Tuesday, October 16, 2007

Living With Ambiguity by Dr. Thomas Lane Butts

One of the best signs of maturity is the ability to live creatively with ambiguity. People who feel unduly anxious about not knowing with certainty the answer to all the big questions of life tend to be drawn to people who think they know everything. Uncertainty makes us look around nervously for experts.

Many years ago I had the pleasure of visiting the Holy Land. I wanted to stand in those special places where Jesus stood and remember what he said and did on certain important occasions. Every time we arrived at one of those sites and I was about to experience a moment of spiritual ecstacy knowing that I was standing where Jesus stood, our guide would inevitably destroy the moment by saying: "We are not really sure this is the exact spot where Jesus stood. It may have been ‘over yonder’ or it could have been some other place altogether. One of the traditions is that he stood here on that occasion." There was another group near us led by a minister with a thundering, authoritative voice who, when he came to the same place where we had been, would clutch his Bible over his heart and point the forefinger of his right hand to the heavens and pronounce with authority: "The Lord, Jesus, stood right here, on the very spot where I am standing and preached to the multitudes." I had sense enough to know that our guide was probably right, but I must confess there was something in me that made me want to be with that other group whose leader was absolutely certain. Do you understand that?


"Doubt is not a pleasant condition," said Voltaire, "but certainty is an absurd one." Human beings are never more dangerous than when they are absolutely certain beyond a shadow of doubt that they are right, and everyone else is wrong. Life is strewn with uncertainties. The bridge we must cross to get from uncertainty to meaningful action is "Faith." When two people stand before the altar to be married it is not unusual for one or both of them to have some lingering doubt about what they are doing. What makes them get married anyway? Faith and Love. Without this no one would dare embark on such a risky venture as marriage.

The older we are the more likely we are to realize the extent to which we are really ignorant about so many things. My adult children still ask me profound philosophical questions, to which I often answer: "You should have asked me that question 30 years ago when I knew the answer." The Apostle Paul was so right when he opined, "Now we see through a glass darkly . . . Now I know in part . . ." (I Corinthians 13:12). Paul went on to suggest the remedy for such ambiguity is "Faith, hope, and love."

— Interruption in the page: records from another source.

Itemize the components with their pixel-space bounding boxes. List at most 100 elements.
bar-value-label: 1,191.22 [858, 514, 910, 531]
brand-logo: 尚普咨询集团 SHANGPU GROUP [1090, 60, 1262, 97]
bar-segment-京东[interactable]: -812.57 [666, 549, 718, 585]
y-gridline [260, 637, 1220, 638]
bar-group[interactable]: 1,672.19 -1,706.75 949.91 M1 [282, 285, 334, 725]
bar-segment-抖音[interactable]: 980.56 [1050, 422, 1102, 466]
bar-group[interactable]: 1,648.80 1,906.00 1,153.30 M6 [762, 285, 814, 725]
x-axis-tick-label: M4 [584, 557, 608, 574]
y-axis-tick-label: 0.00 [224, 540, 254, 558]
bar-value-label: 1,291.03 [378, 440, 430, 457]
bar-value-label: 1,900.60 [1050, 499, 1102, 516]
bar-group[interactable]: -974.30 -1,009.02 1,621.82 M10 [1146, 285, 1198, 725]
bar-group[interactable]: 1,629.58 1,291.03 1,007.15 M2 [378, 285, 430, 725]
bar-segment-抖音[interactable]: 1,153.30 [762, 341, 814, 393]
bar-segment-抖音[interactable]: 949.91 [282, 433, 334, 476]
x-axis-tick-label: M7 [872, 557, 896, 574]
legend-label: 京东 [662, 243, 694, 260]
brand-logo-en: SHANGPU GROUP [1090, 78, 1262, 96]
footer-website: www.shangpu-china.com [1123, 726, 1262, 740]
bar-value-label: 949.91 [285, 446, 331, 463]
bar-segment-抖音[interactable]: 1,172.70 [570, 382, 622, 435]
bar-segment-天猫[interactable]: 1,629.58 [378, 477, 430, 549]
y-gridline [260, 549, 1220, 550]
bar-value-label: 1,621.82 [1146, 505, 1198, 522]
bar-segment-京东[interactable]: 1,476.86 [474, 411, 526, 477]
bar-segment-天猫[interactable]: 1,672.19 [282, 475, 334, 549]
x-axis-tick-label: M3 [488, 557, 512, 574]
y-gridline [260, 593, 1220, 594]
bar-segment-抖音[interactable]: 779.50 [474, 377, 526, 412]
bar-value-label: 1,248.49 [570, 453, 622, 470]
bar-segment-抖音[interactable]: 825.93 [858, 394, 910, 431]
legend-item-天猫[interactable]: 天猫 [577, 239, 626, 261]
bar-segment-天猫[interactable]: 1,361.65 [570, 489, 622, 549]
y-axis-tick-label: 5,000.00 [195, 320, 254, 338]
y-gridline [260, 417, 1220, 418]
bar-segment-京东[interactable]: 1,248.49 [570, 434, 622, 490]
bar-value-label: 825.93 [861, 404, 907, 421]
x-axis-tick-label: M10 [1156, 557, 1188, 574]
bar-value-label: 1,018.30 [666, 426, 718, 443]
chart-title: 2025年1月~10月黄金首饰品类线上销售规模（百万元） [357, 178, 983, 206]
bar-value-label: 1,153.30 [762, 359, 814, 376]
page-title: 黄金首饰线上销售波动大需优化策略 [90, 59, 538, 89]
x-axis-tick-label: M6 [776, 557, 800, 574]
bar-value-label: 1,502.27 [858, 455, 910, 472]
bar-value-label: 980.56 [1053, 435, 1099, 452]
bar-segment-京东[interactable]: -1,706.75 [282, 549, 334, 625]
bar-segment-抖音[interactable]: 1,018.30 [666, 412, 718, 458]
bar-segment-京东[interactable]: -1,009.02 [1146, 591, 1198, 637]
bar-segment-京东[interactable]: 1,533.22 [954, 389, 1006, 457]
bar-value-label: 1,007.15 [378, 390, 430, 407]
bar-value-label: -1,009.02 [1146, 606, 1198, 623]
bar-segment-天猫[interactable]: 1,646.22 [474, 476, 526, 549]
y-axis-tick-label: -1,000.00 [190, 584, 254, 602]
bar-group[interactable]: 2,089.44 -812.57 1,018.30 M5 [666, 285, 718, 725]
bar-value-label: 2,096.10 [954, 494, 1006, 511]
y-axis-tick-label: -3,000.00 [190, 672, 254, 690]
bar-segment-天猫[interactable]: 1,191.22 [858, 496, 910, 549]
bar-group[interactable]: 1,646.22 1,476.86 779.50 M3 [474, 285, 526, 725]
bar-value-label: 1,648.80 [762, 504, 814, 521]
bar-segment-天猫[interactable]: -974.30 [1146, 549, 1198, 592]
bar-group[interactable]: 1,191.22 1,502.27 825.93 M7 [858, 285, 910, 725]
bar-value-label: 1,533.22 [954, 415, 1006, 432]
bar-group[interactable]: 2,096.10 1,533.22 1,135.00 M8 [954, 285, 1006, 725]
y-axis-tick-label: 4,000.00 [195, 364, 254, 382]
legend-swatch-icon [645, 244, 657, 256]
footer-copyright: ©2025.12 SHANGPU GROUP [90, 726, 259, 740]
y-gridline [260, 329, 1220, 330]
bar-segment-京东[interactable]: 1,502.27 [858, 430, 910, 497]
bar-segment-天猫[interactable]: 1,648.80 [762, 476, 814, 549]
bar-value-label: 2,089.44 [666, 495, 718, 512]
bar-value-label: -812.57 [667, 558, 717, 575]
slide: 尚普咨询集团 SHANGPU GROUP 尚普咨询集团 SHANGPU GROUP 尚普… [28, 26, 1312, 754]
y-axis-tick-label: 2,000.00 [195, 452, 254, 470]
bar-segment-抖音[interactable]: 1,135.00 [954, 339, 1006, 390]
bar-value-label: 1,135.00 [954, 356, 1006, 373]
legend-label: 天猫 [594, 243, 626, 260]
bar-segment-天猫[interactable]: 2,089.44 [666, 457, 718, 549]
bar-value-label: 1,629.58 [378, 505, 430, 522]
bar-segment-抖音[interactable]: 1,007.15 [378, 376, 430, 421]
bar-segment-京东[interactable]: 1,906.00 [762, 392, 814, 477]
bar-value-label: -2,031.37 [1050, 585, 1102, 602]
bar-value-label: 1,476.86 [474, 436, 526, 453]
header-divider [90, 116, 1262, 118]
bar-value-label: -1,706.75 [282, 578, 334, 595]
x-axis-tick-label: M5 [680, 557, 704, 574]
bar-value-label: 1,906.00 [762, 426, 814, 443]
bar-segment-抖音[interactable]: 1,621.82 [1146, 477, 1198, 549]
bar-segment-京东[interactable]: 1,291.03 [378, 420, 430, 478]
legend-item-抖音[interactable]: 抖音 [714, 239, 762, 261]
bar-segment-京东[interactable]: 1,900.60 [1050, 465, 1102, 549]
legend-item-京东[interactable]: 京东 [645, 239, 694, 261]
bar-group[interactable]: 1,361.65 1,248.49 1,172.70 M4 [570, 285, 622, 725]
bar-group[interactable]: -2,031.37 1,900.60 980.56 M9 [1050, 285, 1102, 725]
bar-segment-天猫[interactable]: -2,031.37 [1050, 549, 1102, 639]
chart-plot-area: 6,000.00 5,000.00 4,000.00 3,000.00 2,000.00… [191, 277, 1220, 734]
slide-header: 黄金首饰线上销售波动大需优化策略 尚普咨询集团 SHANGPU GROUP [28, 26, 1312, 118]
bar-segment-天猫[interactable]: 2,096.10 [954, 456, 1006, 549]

If we wait until we are absolutely sure, we will always be waiting. In his novel, "The Trial," Franz Kafka has the hero, Mr. K, wander into a church where he hears a priest tell a parable which is frightening to those of us who are prone to wait until we are absolutely sure. There is a man who was told to enter a kingdom through a certain gate. When he arrived, he found the gate but he noticed a sentinel guarding the entrance. So he sat down and waited for the sentinel to give him instructions, or to grant permission to enter. But the guard did nothing and said nothing. So the man continued to sit there waiting for something to happen, waiting for someone to come. For a whole life he sat there. Then the guard closed the door. He said to the man, "The door was made for you, and for you alone. And because you chose not to enter it, it is being closed forever."

Don’t let your door to life close before you enter because you were not absolutely sure.